Joel, that is a blemish on the lithographic pull, signified by the interruption of the black line of the third string right below it. For those wishing to see a clear copy that you can blow up on the PDF version and really see what is going on click on this link. 

http://levysheetmusic.mse.jhu.edu/catalog/levy:018.002

But while we all have our copies of Carlin out, we can read on page 145 that Sweeny is not documented as hiding his instrument until he was in England from 1842-1845, and these covers are from 1840. And by then he seems to have already settled on the 5 string as we know it complete with thumb string.

But here is another gourd banjo with no thumb string. This one was found and drawn by Benjamin Latrobe in Congo Square, New Orleans in 1819.

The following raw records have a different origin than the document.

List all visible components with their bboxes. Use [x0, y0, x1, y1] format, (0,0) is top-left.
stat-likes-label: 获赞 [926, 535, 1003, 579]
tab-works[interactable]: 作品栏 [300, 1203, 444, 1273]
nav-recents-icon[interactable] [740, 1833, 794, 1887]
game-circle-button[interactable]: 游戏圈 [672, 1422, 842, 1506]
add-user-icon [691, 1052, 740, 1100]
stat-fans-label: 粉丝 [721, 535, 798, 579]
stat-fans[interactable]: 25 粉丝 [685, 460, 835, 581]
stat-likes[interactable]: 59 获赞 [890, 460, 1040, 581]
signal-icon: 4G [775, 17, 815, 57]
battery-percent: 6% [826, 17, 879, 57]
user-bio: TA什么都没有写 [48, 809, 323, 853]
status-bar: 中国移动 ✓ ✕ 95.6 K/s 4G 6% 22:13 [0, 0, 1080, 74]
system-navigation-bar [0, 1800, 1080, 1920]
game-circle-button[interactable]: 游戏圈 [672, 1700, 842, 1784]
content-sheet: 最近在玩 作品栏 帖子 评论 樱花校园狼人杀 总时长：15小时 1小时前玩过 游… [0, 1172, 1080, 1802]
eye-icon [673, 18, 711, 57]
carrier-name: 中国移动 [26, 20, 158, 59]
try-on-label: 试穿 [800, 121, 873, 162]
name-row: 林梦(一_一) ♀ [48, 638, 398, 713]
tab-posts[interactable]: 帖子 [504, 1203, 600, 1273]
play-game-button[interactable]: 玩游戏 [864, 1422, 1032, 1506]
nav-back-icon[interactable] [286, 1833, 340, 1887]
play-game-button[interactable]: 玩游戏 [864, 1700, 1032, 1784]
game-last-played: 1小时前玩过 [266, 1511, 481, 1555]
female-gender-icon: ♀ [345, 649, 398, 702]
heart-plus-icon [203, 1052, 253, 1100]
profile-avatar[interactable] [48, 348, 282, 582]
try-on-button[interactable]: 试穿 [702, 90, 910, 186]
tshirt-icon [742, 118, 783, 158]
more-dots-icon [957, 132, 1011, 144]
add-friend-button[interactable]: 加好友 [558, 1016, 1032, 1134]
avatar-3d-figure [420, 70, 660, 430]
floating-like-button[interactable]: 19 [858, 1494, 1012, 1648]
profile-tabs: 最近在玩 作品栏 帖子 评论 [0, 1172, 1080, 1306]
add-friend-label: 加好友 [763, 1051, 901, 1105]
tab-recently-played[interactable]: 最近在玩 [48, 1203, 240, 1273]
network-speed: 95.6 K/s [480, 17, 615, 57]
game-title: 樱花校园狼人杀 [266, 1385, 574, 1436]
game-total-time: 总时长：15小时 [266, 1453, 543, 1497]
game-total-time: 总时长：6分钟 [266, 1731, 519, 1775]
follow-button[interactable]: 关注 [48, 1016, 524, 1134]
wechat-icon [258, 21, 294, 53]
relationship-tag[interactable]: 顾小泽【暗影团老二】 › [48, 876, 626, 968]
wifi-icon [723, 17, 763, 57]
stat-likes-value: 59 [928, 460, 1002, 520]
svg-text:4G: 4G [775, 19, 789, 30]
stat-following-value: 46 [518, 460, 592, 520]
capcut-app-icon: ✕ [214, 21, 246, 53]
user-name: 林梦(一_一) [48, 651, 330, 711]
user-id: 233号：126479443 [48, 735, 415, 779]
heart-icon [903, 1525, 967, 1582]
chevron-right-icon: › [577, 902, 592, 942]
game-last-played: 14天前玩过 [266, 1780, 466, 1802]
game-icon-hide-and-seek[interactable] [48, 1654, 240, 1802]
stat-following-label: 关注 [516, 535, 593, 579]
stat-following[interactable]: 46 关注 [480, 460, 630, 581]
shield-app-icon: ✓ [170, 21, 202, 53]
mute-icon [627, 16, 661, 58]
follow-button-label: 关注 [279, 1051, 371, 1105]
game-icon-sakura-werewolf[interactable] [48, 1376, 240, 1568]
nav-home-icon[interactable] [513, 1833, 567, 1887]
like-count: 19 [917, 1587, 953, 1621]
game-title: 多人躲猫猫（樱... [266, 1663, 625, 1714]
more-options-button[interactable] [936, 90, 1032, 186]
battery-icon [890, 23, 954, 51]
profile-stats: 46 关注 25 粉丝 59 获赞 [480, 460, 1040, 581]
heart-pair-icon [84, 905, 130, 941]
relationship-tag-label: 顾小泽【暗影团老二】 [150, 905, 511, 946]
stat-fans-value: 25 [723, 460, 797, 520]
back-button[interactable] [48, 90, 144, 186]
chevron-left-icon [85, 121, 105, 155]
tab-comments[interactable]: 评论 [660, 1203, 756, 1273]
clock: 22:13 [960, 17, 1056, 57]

Oh, and by the way, Latrobe was no casual artist but is known as the "Father of American Architecture" and designed the United States Capital building.

I don't remember all the details, but I'm pretty sure that there is historic documentation of an exact transcription of Joel Sweeney's method of playing "Grapevine Twist," which he said he learned when he was young, from a slave.  The only point is that it uses the fifth string a lot and is hard to imagine playing without a drone string.  Since Joel Sweeney is widely seen as adding the base string, not the drone string, to the banjo, I really don't exactly understand what this discussion is about. 

Mark, I copied the Latrobe writings and have a few questions.  First, can you correct what I have transcribed?

"32) a stringed instrument which no doubt was imported from Africa.  On the top of the finger board was a rude figure of a Man in a sitting posture, & two pegs behind him to which the strings were fastened.  The body was a Calabash.  It was played upon by a very little old man, apparently 80 or 90 years old.  The women squalled(?) out a burthen(?) to the playing, at intervals, consisting of two notes, as the Negroes working in our cities respond to the Song of their leader.  Most of the circles contained the faint(?) sort of dancers.  One was"

1) What are the words after which I have added "(?)"

2) Do you have access to an additional page as his description was evidently cut short, in mid-sentence.

3) He mentions two pegs but shows three strings.  Any insights there?

4) He indicates that it is a gourd instrument (calabash), but it looks like the top may not be a skin or....is that not a hole which is drawn as a circle?

I think "the women squatted out a further to the playing"

I think "contained the same sort of dancers"-  look at the "s" in the words "consisting", and "sitting"...same long tall ornamental letter s.

I think squalled is the correct word here.